Solar is awesome, solar hype is dangerous
A call for sanity on a very cool technology championed by crazy people
Some of y’all got miffed that my post panning Bill McKibben’s book was “anti-solar.”
It wasn’t. At least, I didn’t mean it to be.
Solar energy’s frikkin’ cool! You point a pane of glass (+fancy electronics) up at the sky and get electricity out of the deal! It’s as close to magic as energy technologies come.
The basic awesomeness of solar photovoltaics isn’t in question. The engineering advances that have made those magic glass panes now very cheap to manufacture are also real, and are also awesome.
That this amazing technology has limitations is also fully normal. It’s not the magic glass pane’s fault that the sun sets, it’s not a diss on the technology to note that its output varies a lot according to the weather, the season, the latitude, etc. That’s just physics. It’s not the solar array’s fault that people tend to demand more power in the evening than at noon. That’s just modern life.
My problem isn’t with solar technology at all. My problem is with the magical thinking about solar that’s run away with the climate movement’s brain. My problem is with the wild, irresponsible overselling of solar by people who’ve let confirmation bias run away with their critical faculties.
Guys like Bill McKibben seem unable to process the way overselling solar risks bringing it into disrepute. It’s their determination to sweep the problems of intermittency under the rug that’s pushing solar deployment into the danger zone.
Ignore the problems the grid faces when you try to ask solar more than it can do, and you end up with things like the Iberian blackout: mass disruption, serious economic losses and a reputational disaster brought about not really by solar but by the irresponsible decision to rely on it too much, without adequate safeguards.

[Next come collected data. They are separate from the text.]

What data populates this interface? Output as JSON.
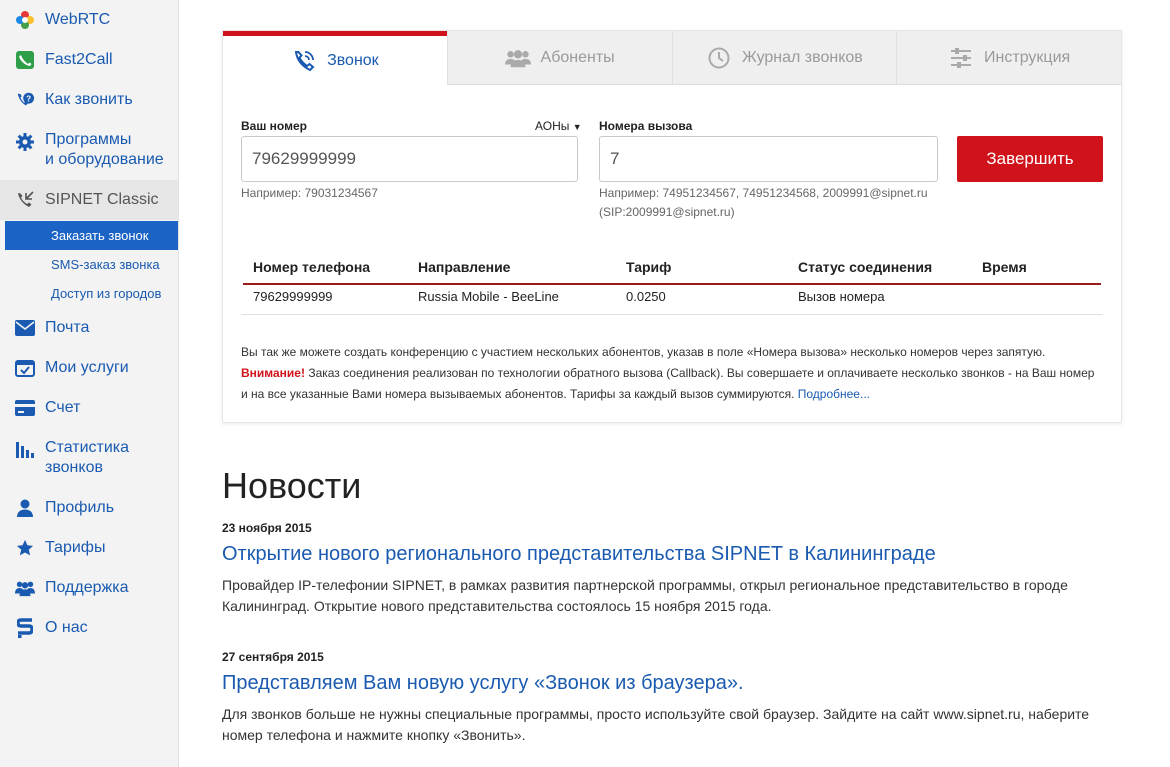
{
  "sidebar": {
    "items": [
      {
        "label": "WebRTC",
        "icon": "webrtc-icon"
      },
      {
        "label": "Fast2Call",
        "icon": "phone-square-icon"
      },
      {
        "label": "Как звонить",
        "icon": "phone-question-icon"
      },
      {
        "label": "Программы\nи оборудование",
        "label_line1": "Программы",
        "label_line2": "и оборудование",
        "icon": "gear-icon"
      },
      {
        "label": "SIPNET Classic",
        "icon": "phone-incoming-icon"
      },
      {
        "label": "Почта",
        "icon": "envelope-icon"
      },
      {
        "label": "Мои услуги",
        "icon": "calendar-icon"
      },
      {
        "label": "Счет",
        "icon": "credit-card-icon"
      },
      {
        "label_line1": "Статистика",
        "label_line2": "звонков",
        "icon": "bar-chart-icon"
      },
      {
        "label": "Профиль",
        "icon": "user-icon"
      },
      {
        "label": "Тарифы",
        "icon": "star-icon"
      },
      {
        "label": "Поддержка",
        "icon": "users-icon"
      },
      {
        "label": "О нас",
        "icon": "sipnet-logo-icon"
      }
    ],
    "sub_items": [
      "Заказать звонок",
      "SMS-заказ звонка",
      "Доступ из городов"
    ]
  },
  "tabs": [
    {
      "label": "Звонок",
      "icon": "phone-icon",
      "active": true
    },
    {
      "label": "Абоненты",
      "icon": "group-icon",
      "active": false
    },
    {
      "label": "Журнал звонков",
      "icon": "clock-icon",
      "active": false
    },
    {
      "label": "Инструкция",
      "icon": "sliders-icon",
      "active": false
    }
  ],
  "form": {
    "your_number_label": "Ваш номер",
    "aon_label": "АОНы",
    "your_number_value": "79629999999",
    "your_number_hint": "Например: 79031234567",
    "call_numbers_label": "Номера вызова",
    "call_numbers_value": "7",
    "call_numbers_hint_line1": "Например: 74951234567, 74951234568, 2009991@sipnet.ru",
    "call_numbers_hint_line2": "(SIP:2009991@sipnet.ru)",
    "end_button": "Завершить"
  },
  "table": {
    "headers": [
      "Номер телефона",
      "Направление",
      "Тариф",
      "Статус соединения",
      "Время"
    ],
    "rows": [
      [
        "79629999999",
        "Russia Mobile - BeeLine",
        "0.0250",
        "Вызов номера",
        ""
      ]
    ]
  },
  "note": {
    "line1": "Вы так же можете создать конференцию с участием нескольких абонентов, указав в поле «Номера вызова» несколько номеров через запятую.",
    "warning": "Внимание!",
    "line2": " Заказ соединения реализован по технологии обратного вызова (Callback). Вы совершаете и оплачиваете несколько звонков - на Ваш номер и на все указанные Вами номера вызываемых абонентов. Тарифы за каждый вызов суммируются. ",
    "more_link": "Подробнее..."
  },
  "news": {
    "heading": "Новости",
    "items": [
      {
        "date": "23 ноября 2015",
        "title": "Открытие нового регионального представительства SIPNET в Калининграде",
        "text": "Провайдер IP-телефонии SIPNET, в рамках развития партнерской программы, открыл региональное представительство в городе Калининград. Открытие нового представительства состоялось 15 ноября 2015 года."
      },
      {
        "date": "27 сентября 2015",
        "title": "Представляем Вам новую услугу «Звонок из браузера».",
        "text": "Для звонков больше не нужны специальные программы, просто используйте свой браузер. Зайдите на сайт www.sipnet.ru, наберите номер телефона и нажмите кнопку «Звонить»."
      }
    ]
  },
  "colors": {
    "link_blue": "#1a5ab0",
    "accent_red": "#d0131a",
    "sidebar_active": "#1c63c6"
  }
}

“Sooner or later a false belief bumps up against solid reality,” Orwell told us, and he didn’t have it wrong. False beliefs about how much of our electricity intermittent solar energy can supply causes supply instability and price instability. The hype has real, tangible consequences: rising prices, deindustrialization, and ultimately political backlash.
None of that is the fault of the magic glass panes that make electricity for free. They’re the fault of the rigid ideologists who insist on believing those magic glass panes can supply more of our electricity than fundamental physics suggests they can supply.
The bigger risk to solar deployment now isn’t that fossil fuel interests block them — there’s no blocking a cheaper, higher performing competitor, at least not for long. The bigger risk is that guys like Bill McKibben convince policy-makers that solar can do things it can’t do, that we overbuild, end up with more expensive, worse power grids, and turn a whole generation of voters against the technology in the first place.
So let’s get it straight. I’m not anti-solar. Bill McKibben is.



I think this also applies to battery energy storage systems as well. "Of course the sun doesn't always shine, um BATTERIES!!" it is also not BESS, wind and solar's fault that they are incapable of synchronous inertia and therefore are essentially incapable of the critical ancillary services that electricity grids need.
Yes -- call it like it is, not like some people wish it were!